Some clinics use video otoscopy, which lets you see your own ear canal on a small screen before and after the procedure. It is oddly satisfying, like before and after footage for something you never expected to feel invested in.

A Few Things Worth Knowing Before You Go

If you are considering booking an appointment, a handful of practical notes might be useful.

Some clinics recommend softening the wax with olive oil drops for a few days beforehand, particularly if the blockage is suspected to be quite hard or impacted. It is worth checking with your chosen provider when you book.

Avoid cotton buds in the meantime. I know, it feels counterintuitive when the problem is wax, but introducing anything into the canal risks pushing the blockage further and making the clinician’s job harder.

Private microsuction appointments in London typically cost between PS55 and PS90 for both ears. Given that many NHS services no longer routinely offer wax removal, this is often the most practical route to a same-week appointment.

The whole experience, from booking to walking out hearing normally, can be resolved within a few days. If you have been living with muffled hearing, persistent tinnitus, or the vague uncomfortable fullness of a wax blockage, there is very little reason to continue doing so.

The Quiet Revelation of Hearing Clearly Again

I did not anticipate how much I would notice the difference. Not just the mechanics of hearing more clearly, though that in itself was a significant relief after several days of strained conversations and turned-up volumes. It was more the realisation of how much low-level effort I had been expending without being aware of it. Leaning in slightly, watching faces more carefully, filling in the gaps where sounds had been. The moment that effort became unnecessary, it was like putting down something you had been carrying for long enough that you had forgotten you were holding it.

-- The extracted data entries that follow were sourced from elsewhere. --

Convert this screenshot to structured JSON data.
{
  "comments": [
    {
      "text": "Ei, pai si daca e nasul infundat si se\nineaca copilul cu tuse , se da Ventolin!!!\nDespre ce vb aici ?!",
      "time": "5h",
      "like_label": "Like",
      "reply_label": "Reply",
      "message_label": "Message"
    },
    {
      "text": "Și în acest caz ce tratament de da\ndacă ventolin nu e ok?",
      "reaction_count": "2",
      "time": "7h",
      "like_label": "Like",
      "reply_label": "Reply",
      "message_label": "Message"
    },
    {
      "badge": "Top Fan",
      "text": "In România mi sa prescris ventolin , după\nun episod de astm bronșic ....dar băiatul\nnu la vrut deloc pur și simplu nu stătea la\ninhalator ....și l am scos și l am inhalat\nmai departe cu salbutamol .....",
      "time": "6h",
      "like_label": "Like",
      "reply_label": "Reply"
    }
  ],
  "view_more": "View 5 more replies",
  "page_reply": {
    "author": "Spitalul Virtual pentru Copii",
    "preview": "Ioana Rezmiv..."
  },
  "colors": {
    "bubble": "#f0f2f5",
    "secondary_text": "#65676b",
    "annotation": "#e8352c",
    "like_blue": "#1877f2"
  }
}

Ear health is, in the grand scheme of things, not especially glamorous. It does not make for a particularly compelling dinner party anecdote. But it matters in the daily texture of life in a way that becomes very clear the moment something goes wrong with it. And the good news is that for the vast majority of people dealing with wax build-up, the solution is simpler, faster, and more comfortable than most of us expect.

Sometimes the door really is just a door. And sometimes it just needs opening.